- Prof. Michael P. Scharf (professor), Director
- Prof. Jacqueline Lipton, Associate Director
- Prof. Robert Strassfeld, Associate Director
- Aylin Drabousky, Manager for Programming

= Frederick K. Cox International Law Center =

The Frederick K. Cox International Law Center is a research center founded at Case Western Reserve University School of Law that focuses on the legal study of international law. The Center sponsors conferences, visiting lecturers, the Case Western Reserve Journal of International Law, the Case Western Reserve team for the Philip C. Jessup International Law Moot Court Competition, the Summer Institute for Global Justice, and the War Crimes Research Office. Members of the Center do research and write books, articles, and weblogs, for which the Center holds the specification.

The Cox Center was established in 1991 with a multimillion-dollar special endowment by The George Gund Foundation. The Cox Center has also received endowment money and grants from Bruce J. Klatsky, the Wolf Family Foundation, the Yanowitz Family Foundation, and the Open Society Institute.

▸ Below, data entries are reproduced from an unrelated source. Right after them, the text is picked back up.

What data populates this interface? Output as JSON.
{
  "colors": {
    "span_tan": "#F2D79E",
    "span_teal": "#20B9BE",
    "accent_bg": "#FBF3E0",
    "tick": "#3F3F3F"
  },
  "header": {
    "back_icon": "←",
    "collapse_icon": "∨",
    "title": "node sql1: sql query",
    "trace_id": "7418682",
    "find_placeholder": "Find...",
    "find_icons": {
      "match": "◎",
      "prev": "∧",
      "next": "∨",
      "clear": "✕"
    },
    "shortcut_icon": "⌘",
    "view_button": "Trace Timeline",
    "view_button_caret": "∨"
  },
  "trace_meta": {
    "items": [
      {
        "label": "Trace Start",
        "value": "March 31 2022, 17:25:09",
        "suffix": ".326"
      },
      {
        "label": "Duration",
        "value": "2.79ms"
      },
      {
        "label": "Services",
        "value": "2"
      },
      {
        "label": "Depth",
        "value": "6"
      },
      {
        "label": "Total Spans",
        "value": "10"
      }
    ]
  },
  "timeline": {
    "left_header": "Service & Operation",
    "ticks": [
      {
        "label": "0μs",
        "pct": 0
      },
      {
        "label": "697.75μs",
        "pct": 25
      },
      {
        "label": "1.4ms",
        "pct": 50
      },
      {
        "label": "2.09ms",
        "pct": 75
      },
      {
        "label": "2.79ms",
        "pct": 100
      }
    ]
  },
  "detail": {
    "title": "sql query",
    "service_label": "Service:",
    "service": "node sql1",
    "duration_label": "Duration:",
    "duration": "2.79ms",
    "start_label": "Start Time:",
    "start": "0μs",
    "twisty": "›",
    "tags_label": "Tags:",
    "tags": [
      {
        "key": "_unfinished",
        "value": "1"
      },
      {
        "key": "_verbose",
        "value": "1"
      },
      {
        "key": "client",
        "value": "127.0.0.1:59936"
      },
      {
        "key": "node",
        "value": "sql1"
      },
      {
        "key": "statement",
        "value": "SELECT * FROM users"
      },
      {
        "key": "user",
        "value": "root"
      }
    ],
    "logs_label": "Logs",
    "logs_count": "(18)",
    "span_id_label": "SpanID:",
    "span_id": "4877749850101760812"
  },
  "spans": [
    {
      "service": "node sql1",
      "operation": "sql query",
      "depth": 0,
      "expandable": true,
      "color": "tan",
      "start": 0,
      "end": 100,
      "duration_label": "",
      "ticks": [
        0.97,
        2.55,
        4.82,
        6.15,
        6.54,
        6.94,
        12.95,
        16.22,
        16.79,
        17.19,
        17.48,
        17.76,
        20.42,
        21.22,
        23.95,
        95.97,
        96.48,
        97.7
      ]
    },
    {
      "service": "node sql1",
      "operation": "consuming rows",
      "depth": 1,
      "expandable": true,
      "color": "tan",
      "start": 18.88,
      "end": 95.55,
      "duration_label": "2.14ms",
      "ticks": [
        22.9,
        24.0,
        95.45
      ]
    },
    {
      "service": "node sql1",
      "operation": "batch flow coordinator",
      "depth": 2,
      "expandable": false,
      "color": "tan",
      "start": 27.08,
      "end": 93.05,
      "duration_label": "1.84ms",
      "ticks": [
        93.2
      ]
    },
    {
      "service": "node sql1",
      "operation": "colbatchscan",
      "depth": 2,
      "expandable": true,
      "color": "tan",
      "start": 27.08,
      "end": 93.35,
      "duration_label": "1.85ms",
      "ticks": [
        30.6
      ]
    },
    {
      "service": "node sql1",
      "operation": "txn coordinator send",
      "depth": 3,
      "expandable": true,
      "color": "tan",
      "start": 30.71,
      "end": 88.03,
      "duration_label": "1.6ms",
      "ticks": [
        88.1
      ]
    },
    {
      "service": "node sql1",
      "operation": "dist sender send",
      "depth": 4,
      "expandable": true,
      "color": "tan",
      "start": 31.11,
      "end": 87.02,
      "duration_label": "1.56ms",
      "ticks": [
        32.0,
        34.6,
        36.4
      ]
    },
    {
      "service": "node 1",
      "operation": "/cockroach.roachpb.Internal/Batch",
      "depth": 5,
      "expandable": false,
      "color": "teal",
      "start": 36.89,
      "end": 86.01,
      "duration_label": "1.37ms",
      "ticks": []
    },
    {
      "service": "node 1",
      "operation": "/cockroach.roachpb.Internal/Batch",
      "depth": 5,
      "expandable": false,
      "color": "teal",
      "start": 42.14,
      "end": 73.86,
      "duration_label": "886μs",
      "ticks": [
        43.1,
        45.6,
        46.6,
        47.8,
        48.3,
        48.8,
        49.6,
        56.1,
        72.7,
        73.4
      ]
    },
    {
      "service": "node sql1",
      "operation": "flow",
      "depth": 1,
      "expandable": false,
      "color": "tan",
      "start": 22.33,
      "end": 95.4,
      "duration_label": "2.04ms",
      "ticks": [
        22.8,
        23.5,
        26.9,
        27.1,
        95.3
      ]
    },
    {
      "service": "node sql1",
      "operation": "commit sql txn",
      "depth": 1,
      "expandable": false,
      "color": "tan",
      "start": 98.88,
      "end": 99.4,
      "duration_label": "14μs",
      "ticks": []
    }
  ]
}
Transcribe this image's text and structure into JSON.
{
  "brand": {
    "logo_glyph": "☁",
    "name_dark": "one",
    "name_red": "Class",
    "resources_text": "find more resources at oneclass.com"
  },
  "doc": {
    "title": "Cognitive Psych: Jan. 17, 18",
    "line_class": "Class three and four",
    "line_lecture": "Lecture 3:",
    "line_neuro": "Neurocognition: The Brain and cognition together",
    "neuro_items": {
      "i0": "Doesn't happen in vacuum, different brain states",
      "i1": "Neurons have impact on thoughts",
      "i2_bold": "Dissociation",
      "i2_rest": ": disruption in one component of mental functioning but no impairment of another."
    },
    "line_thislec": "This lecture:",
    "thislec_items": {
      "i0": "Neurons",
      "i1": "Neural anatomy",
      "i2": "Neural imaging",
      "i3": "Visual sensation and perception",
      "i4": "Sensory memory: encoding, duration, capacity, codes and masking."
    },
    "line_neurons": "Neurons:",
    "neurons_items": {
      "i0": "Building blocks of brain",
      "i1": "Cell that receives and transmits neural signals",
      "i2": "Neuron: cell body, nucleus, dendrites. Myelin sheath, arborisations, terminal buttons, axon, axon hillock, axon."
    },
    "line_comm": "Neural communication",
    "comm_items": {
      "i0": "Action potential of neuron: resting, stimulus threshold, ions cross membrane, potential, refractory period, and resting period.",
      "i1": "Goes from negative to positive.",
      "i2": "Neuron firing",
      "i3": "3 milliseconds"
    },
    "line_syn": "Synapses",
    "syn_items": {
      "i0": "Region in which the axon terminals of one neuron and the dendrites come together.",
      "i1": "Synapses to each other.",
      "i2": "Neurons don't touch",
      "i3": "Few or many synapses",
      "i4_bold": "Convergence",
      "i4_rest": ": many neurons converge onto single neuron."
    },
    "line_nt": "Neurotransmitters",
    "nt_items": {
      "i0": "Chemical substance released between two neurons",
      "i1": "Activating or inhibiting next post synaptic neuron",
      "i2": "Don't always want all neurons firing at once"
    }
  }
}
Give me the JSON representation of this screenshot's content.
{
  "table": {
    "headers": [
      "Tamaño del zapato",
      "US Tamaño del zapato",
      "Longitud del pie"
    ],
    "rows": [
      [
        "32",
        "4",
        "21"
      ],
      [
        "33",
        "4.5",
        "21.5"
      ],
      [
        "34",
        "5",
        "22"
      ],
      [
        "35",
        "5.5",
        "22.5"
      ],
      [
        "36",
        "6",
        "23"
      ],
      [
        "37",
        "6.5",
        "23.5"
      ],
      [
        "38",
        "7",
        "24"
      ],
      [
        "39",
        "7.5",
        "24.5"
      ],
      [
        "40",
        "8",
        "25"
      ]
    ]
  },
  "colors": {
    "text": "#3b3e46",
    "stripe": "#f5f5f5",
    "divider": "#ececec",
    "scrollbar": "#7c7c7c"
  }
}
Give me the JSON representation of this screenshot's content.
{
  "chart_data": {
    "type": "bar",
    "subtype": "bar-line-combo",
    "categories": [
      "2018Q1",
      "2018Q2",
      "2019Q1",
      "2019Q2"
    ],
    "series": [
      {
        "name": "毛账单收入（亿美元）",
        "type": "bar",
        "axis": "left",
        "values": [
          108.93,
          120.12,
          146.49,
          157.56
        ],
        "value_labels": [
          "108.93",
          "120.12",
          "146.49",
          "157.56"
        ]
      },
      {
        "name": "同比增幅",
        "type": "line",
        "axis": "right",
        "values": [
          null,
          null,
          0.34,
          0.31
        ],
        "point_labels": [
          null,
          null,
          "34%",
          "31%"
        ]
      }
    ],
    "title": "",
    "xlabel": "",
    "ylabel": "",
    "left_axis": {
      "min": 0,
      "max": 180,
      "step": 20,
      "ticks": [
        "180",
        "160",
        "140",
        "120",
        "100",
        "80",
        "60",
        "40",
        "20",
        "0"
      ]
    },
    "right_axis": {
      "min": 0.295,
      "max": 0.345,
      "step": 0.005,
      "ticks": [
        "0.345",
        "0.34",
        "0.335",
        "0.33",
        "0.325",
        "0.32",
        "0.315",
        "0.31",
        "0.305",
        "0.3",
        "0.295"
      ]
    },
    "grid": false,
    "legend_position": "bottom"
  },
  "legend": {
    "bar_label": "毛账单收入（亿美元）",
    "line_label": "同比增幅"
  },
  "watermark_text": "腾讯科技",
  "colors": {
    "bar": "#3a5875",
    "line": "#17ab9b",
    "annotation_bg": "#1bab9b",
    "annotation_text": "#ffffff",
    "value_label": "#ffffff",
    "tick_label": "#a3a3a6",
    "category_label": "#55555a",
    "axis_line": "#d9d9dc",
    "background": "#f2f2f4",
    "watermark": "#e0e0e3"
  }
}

== War Crimes Research Office ==
Founded in 2002, the War Crimes Research Office undertakes research projects for five war crimes tribunals and other international organizations, hosts a war crimes trial blog and e-newsletter, and sponsors an annual war crimes research symposium.

=== Research Projects ===
The War Crimes Research Portal “contains over a thousand links to websites related to international humanitarian law which are arranged alphabetically by subject area including a summary of each site. Keyword searching is available. A very special feature is the access it provides to … research memoranda on issues pending before the International Criminal Tribunal for the Former Yugoslavia, the International Criminal Tribunal for Rwanda, the Special Court for Sierra Leone, [the Extraordinary Chambers in the Courts of Cambodia,] and the International Criminal Court. Analysis articles and a bibliography are also provided.”

=== Blog ===
The Grotian Moment blog, established in September 2005, is a source of expert advice on war crimes trials such as the trial of Saddam Hussein. It features essays by a panel of experts on developments related to major war crimes trials, as well as newspaper articles, and documents related to the tribunals.

=== Newsletter ===
The Frederick K. Cox International Law Center contributes, together with Public International Law & Policy Group, to the preparation of "War Crimes Prosecution Watch", a biweekly compilation of official documents and articles about the investigation and prosecution of war crimes. It is funded by the Carnegie Corporation of New York and the Open Society Institute.